There is a range of attitudes and goals and sexual experiences (with females and with males) within McClelland’s small sample. He quotes them very little, so that they have no voice, only his summaries of their views and lifeways. Even editing out their voices, the book has many repetitions (though not as the earnest and mind-numbingly repetitive Coming out in Japan: The Story of Satoru and Ryuta; for translations in to English of some Japanese gay and lesbian voices, a collection edited by Barbara Summerhawk and others, Queer Japan , is preferable).

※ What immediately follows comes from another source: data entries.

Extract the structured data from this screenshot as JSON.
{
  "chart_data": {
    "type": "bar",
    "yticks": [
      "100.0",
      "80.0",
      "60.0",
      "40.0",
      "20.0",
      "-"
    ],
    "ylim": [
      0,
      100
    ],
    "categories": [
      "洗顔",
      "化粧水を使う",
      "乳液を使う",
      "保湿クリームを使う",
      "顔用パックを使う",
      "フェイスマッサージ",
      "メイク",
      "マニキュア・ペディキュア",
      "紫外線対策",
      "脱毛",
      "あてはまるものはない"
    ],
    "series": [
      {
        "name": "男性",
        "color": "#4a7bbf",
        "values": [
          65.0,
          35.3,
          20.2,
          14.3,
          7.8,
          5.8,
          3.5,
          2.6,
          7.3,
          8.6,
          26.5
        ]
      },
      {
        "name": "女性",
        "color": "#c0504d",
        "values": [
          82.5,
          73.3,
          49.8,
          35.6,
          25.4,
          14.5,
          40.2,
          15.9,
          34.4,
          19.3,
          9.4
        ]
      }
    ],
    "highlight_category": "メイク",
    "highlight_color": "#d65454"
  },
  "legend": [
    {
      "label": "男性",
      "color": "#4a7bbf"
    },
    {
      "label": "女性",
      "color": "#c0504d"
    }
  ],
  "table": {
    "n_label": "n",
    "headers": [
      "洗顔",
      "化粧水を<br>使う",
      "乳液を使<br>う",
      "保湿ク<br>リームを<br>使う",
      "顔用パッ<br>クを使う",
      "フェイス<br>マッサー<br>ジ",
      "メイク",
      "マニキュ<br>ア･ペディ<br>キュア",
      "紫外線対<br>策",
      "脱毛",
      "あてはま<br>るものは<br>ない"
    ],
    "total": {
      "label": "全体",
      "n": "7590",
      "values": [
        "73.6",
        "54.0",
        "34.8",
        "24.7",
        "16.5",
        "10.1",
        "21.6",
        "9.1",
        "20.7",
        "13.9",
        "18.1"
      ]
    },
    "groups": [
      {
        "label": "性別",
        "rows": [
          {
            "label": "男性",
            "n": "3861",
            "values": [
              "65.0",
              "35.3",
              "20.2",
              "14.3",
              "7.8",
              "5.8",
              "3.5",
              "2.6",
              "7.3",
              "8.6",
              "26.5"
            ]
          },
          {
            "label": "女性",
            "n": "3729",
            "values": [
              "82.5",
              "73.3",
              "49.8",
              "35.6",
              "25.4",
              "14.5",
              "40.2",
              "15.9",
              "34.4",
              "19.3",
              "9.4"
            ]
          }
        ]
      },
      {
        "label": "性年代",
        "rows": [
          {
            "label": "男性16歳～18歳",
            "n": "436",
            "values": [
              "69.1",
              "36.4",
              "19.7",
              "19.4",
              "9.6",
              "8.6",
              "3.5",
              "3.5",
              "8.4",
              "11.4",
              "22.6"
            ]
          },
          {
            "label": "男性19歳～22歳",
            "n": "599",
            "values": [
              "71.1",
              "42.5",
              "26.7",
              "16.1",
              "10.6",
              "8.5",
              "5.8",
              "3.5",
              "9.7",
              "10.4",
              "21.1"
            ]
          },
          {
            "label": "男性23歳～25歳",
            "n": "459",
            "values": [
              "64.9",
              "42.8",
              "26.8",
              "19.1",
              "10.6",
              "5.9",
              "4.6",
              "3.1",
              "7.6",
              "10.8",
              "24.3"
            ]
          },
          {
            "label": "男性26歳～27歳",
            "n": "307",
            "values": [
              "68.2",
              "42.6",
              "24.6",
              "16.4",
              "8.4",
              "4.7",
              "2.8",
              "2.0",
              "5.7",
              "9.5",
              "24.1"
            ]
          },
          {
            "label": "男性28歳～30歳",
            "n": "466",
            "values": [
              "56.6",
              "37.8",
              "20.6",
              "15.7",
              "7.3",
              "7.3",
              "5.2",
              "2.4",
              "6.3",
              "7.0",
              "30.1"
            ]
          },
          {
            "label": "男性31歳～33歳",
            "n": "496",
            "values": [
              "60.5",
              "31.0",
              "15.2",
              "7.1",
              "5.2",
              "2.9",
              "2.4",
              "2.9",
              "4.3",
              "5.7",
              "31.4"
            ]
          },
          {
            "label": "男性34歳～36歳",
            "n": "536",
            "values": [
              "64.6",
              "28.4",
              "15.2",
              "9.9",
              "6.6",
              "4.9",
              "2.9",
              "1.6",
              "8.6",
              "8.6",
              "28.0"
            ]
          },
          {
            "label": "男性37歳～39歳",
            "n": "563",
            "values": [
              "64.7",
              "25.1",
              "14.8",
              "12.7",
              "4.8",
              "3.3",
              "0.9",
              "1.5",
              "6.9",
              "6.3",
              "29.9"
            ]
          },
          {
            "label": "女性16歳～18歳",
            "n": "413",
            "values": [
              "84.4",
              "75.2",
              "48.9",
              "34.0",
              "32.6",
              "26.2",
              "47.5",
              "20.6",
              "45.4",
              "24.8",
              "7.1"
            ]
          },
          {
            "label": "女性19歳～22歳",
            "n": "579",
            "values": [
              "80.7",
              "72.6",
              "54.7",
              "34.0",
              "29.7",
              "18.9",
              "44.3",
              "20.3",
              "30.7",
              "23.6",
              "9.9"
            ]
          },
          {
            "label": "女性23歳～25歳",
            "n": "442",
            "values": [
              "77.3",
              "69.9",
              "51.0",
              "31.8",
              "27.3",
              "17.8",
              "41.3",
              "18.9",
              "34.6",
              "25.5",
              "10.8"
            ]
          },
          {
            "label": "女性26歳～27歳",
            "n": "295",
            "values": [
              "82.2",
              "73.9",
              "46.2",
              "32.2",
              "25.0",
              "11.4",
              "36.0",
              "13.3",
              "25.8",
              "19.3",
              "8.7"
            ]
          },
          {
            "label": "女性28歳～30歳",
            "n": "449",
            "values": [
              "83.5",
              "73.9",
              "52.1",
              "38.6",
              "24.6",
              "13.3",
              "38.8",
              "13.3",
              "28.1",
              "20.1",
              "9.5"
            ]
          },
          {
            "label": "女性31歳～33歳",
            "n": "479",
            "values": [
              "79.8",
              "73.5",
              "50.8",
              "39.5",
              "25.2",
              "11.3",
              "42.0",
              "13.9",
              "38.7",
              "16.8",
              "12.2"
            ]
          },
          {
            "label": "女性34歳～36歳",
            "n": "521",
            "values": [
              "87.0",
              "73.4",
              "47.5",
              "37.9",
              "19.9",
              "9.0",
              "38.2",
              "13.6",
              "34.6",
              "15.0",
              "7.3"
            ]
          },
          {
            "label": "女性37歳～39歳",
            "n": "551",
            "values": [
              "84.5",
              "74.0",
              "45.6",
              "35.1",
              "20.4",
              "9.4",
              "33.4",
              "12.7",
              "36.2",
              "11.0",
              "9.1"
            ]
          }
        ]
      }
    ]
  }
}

McClelland is also very repetitive in incanting the vulgar Foucaultian dogma of David Halperin. Although overdrawing an east/west (or Japan/the rest) distinctiveness, McClelland does not engage in the gratuitous America(n gay-community)-bashing of Wim Lunsing in Beyond Common Sense (which I reviewed in the Journal of Sex Research 40(2003):111–12). McClelland also focuses more on sexual conduct and sexual desires than Lunsing did. Lunsing was not writing only about Japanese male homosexuality but had a larger and less obviously biased sample than McClelland’s. Both McClelland’s and Lunsing’s books are easier to read (for differing reasons) than are Gregory Pflugfelder’s dense (and also Foucauldian) history, Cartographies of Desire, or the Ito/Yanase book. McClelland’s is also more reasonably priced than Lunsing’s.
Despite their ideological biases and empirical lacunae, both McClelland’s and Lunsing’s books are essential for those interested in understanding cultural differences in how male homosexuality is conceived and treated. McClelland’s is also likely to be particularly useful for those interested in being partners of Japanese gaisen.
McClelland has gone on to publish Queer Japan from the Pacific War to the Internet Age in 2005, Queer Voices from Japan (with Katsuhiko Suganuma) in 2007, and Boys Love Manga and Beyond (with Kazumi Nagaike) in 2016.